To investigate the performance of our RFD scoring, we compared three recipes designed differently using different concepts and compared their actual performances not only in the recognition step but also in their morphology-based analysis steps. As a result, we found a good negative correlation of the proposed RFD score and their analysis performances, where a lower RFD indicates a higher recipe reproducible performance. With recipe A and recipe B (modified from recipe A), both recognition performance seemed very similar at a glance (Fig. 2A). However, when RFD were scored in detail and overall, the score indicated higher robustness for recipe A, and recipe A resulted in the best performances in clustering and classification.

In the morphology-based analysis, we examined the effect of time-course data usage in different recipes. As a result, both the results of clustering and classification, the performance of all recipes, including the lower performing recipes (recipe B and recipe C), could be improved. Therefore, it was suggested that time course morphological information that can be obtained from label-free imaging could partially compensate for the fluctuation disorder of spheroid recognitions in less robust recipes. However, it is important to note that even with time-course data usage, the RFD score evaluation showed the best performing recipe, recipe A. In other words, it was clear that with lower RFD score recipe, which shows a lower rate of uncertain area recognition under any condition, works best as a morphology-based analysis model.

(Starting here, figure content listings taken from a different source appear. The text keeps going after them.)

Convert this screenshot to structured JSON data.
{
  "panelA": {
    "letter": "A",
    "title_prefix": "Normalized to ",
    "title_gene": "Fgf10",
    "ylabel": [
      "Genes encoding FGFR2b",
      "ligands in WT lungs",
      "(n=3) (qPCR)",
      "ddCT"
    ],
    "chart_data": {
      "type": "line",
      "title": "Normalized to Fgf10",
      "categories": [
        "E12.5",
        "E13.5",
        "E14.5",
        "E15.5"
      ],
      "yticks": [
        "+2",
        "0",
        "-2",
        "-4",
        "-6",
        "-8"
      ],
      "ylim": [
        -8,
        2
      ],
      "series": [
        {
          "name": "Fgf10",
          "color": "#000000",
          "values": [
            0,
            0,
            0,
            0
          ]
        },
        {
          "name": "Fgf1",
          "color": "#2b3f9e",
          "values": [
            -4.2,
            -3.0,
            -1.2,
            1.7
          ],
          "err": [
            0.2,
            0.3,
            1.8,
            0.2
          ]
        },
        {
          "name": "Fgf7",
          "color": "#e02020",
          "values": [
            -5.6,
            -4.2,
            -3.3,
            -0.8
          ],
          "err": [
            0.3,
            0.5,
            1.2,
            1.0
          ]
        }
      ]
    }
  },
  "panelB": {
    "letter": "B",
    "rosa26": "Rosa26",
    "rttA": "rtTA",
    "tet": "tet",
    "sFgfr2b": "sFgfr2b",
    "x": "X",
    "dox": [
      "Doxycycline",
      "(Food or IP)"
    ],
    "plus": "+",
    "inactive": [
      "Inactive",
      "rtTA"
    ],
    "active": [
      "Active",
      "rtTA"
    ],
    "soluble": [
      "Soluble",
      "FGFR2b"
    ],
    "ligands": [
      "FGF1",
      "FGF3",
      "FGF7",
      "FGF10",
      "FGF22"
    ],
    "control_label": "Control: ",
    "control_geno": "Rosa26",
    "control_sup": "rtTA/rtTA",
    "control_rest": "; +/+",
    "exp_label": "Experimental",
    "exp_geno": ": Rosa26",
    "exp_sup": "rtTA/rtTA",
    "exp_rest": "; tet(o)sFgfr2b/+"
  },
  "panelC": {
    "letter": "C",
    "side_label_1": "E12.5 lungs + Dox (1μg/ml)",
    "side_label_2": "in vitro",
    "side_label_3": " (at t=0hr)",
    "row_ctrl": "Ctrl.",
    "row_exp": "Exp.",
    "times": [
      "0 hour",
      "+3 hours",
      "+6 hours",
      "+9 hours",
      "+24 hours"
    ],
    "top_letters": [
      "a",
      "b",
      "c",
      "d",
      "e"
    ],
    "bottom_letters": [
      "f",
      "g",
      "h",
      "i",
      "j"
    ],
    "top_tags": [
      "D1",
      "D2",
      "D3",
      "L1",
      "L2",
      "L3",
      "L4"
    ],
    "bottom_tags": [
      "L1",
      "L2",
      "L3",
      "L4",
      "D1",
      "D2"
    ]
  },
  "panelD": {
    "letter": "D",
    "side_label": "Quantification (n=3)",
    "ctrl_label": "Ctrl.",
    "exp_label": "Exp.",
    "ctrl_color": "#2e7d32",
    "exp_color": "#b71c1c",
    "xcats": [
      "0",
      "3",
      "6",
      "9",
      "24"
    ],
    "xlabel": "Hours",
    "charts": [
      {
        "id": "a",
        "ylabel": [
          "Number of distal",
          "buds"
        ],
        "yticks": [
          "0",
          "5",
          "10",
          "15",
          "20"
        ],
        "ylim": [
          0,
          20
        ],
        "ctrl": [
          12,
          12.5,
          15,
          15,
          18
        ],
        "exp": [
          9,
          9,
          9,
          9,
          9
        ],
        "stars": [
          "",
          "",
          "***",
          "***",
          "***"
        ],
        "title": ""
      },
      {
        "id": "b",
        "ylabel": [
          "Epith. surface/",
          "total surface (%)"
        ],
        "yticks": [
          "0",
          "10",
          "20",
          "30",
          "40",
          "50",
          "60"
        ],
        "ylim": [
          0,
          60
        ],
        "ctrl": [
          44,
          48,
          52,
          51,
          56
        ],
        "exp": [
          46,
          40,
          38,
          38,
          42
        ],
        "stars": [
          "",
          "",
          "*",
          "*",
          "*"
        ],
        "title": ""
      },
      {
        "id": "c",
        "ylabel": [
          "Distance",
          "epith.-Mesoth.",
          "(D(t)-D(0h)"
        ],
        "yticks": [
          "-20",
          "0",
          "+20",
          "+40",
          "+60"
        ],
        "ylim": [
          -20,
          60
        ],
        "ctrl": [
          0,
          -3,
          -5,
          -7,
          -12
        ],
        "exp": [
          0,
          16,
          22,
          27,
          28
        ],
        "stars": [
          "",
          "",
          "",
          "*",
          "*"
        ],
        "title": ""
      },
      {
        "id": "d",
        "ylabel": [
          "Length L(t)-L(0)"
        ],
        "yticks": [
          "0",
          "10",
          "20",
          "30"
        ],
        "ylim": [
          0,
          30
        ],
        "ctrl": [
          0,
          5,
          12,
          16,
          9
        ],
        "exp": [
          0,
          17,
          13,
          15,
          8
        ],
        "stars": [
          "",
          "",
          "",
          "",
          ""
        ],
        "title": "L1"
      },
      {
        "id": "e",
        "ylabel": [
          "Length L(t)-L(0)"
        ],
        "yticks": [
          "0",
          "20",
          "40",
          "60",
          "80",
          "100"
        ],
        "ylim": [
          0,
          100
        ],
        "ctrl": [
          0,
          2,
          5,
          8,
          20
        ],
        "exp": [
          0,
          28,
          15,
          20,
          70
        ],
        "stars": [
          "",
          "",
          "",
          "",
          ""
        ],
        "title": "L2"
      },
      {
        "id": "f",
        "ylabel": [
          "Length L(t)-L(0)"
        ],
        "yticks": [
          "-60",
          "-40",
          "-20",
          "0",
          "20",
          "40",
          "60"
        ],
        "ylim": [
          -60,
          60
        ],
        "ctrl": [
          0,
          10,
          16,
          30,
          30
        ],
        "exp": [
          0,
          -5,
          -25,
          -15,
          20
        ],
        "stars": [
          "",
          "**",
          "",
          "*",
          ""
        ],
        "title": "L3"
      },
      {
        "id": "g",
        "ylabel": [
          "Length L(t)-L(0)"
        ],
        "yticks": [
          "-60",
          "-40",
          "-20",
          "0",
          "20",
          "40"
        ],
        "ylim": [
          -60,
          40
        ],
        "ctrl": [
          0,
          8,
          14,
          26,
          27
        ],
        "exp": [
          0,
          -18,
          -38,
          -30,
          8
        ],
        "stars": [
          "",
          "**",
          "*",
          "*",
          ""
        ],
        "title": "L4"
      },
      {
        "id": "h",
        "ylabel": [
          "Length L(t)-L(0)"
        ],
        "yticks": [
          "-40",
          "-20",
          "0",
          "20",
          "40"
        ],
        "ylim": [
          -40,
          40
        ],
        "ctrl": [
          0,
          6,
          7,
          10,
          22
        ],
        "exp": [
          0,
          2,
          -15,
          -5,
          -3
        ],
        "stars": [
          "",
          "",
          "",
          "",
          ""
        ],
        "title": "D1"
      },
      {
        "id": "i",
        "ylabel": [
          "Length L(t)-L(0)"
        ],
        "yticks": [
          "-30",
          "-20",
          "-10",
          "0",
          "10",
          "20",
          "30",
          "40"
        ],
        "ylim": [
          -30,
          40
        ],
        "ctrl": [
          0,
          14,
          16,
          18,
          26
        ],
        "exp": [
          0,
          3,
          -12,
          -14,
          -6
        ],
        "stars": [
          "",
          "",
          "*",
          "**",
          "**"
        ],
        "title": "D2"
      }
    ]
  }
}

In this study, we focused on the issue of the “recognition of object,” which is presently designed and evaluated manually by an operator, with spheroid images. However, with the recent progress of deep learning algorithms, biological-image analysis now has new approaches. There are algorithms to detect the object area with high precision by training the object feature through deep learning [27,28]. In such algorithms, the object, the spheroid in our case, can be recognized with higher recognition fitness compared with our three compared recipes. However, although any other algorithms may show higher fitness in some data, our work suggest that their robustness evaluation is more important. Moreover, with deep learnings, more and more volume of annotated spheroid images (which are difficult to obtain) is required to design robust recognition. Apart from the object recognition approach, there are also algorithms, which uses the total image pixel information including all object and background with convolutional feature extraction [29,30]. With such algorithms, there is no need to evaluate our recognition fitness, and their extracted information can be used for further analysis. However, even with such algorithms, our proposing concept of checking the robustness of the algorithm with varieties of data remains essential, because “automatic feature extraction ability” does not promise the robustness of image processing.

Considering the practical application of image-based cell evaluation technology with various types of patients or lot diversities, it should be essential to establish robust image processing to provide robust measurement results for subsequent analysis. Our RFD scoring concept will release the image processing from the present human-oriented decision in image processing design to lead for a more automated cell recognition process that can be optimized with the growth of data. Moreover, by introducing such scoring in image processing, the robustness of the recipe can be optimized using automated machine learning algorithms (Supplementary information Fig. S5). Further studies should evaluate the effect of our RFD scoring in more varied images, including different cell types, image magnifications, and images from different microscopes. We believe our work will contribute to the mechanization and automation of image-based in-process monitoring technology in cell processing.

Declaration of Competing Interest

A collaboration research support from Nikon Corporation was funded to Ryuji Kato. The first author Kazuhide Shirai is the employee of Nikon Corporation, who have been administrated as PhD candidate in the Graduate School of Pharmaceutical Sciences, Nagoya University.